The aim of Football Manager is to successfully manage a football team. It sounds quite boring and for most people it probably is. You don’t even get to control the teams when they play like in FIFA and other console games. Instead, you deal with signing and selling players, training them, formulating tactics, and giving motivational speeches. It’s quite strange!
This game is really addictive and has actually been cited in numerous divorce proceedings. I personally found it quite hard to stop playing, and sometimes I would play all the way through the night. However, as an adult I lost interest and stopped having enough free time for it. I tried playing a few years ago but did not really enjoy it like I used to.
I will look back fondly on my days playing Football Manager because I really liked it. It’s still hard to explain, but maybe it’s a matter of strategy and control, just like you have in war games. Maybe this speaks to a deeper part of human nature.
Finally, we come to the most difficult questions. In this section, you are often asked about the main topic and an issue such as gender, age, or ethics. The questions have no right or wrong answers, but at the same time you cannot just give a personal response like, “Yes, I think this is a good idea.” Part of the challenge here is providing developed answers. I like to approach this in three steps:
- Give an immediate and direct answer.
- Explain your answer.
- Give an example and/or summary.
This is usually sufficient. Just try to avoid answers that are too short or too repetitive.
Here’s a sample part three question about computers. You can see that it is not straightforward and would be difficult to answer quickly:
Q: Does technology help workers or make their lives more difficult?

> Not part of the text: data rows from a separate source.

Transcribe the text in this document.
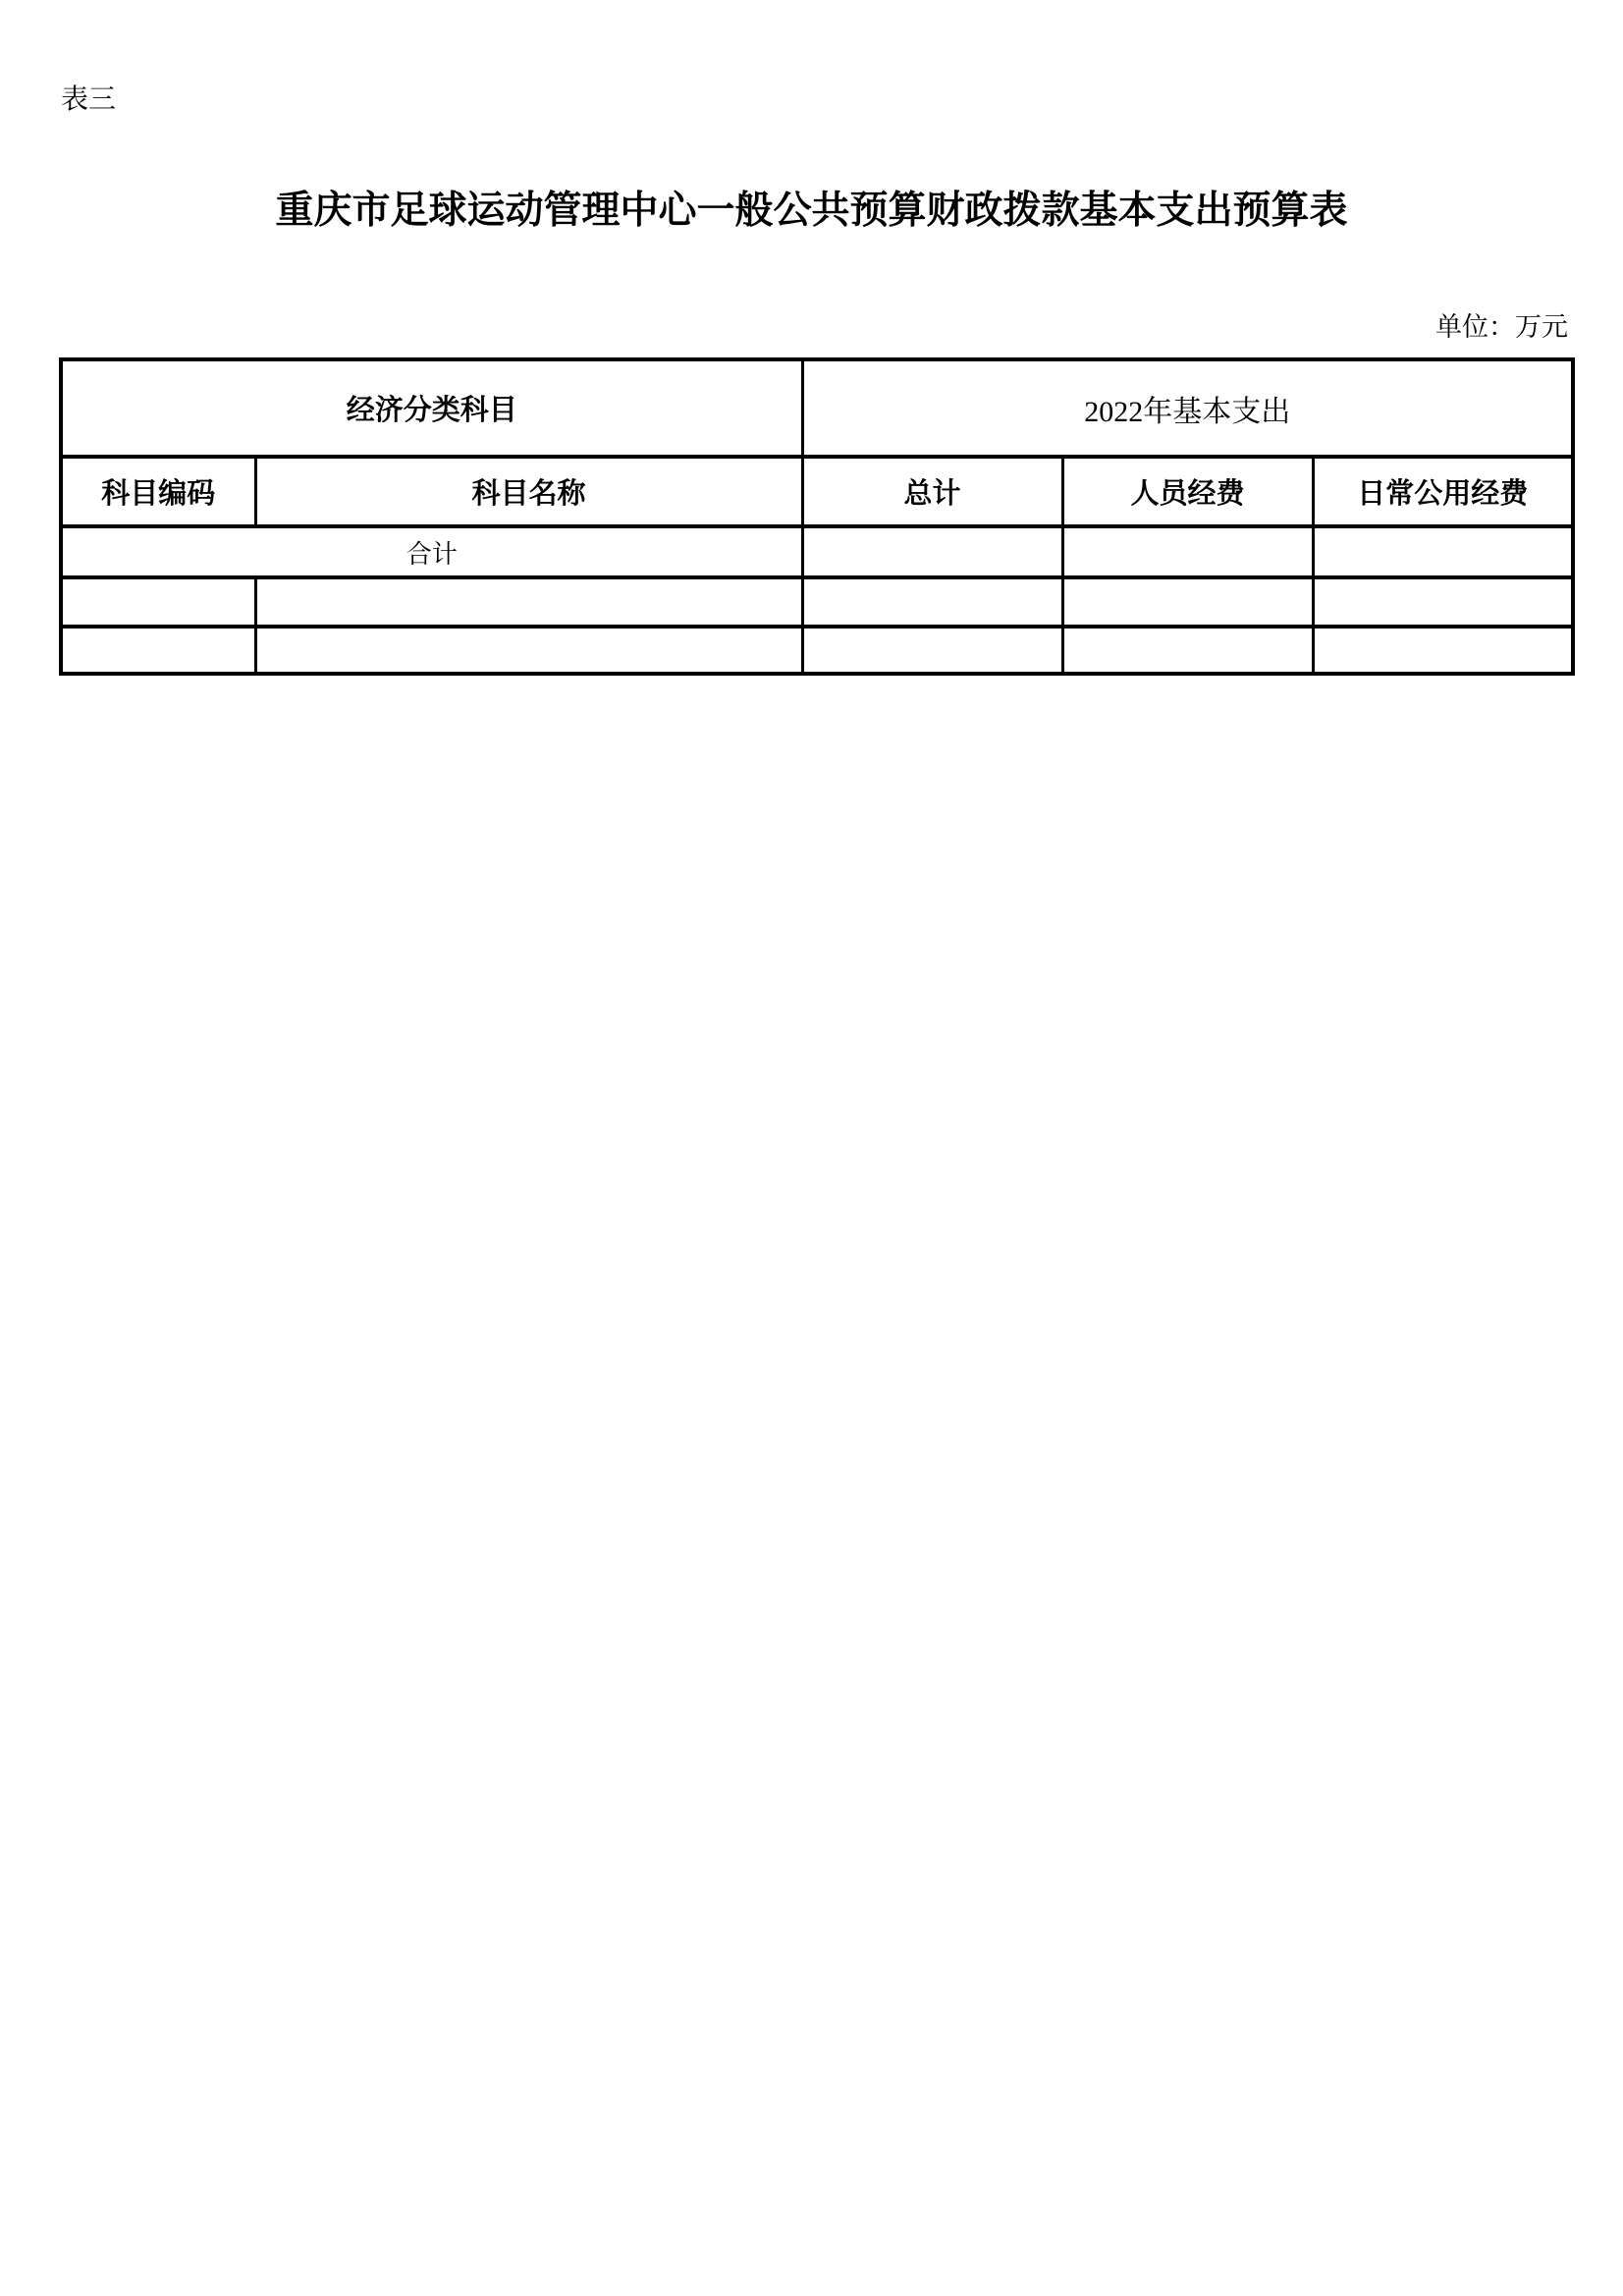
表三
重庆市足球运动管理中心一般公共预算财政拨款基本支出预算表
单位：万元
经济分类科目		2022年基本支出		
科目编码	科目名称	总计	人员经费	日常公用经费
合计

A: Well I suppose that depends on the exact situation, so it’s a hard question to answer. I think that in most cases it does make people’s lives easier because it automates difficult, dangerous, or repetitive tasks, allowing workers to focus on other things. However, we should not overlook the fact that they are making people obsolete, and in a manner of speaking, this is making workers’ lives more difficult because their employment is suddenly precarious. Recent history is littered with job titles that no longer exist because of computers and automation.
The topic of computers is really interesting and quite important for IELTS, so I highly recommend you prepare for it in advance. This is not such a bad thing because it will help you beyond IELTS. Computers are a normal part of modern life and they will probably become more common in future. Try to learn vocabulary from context through regularly reading and watching English-language materials.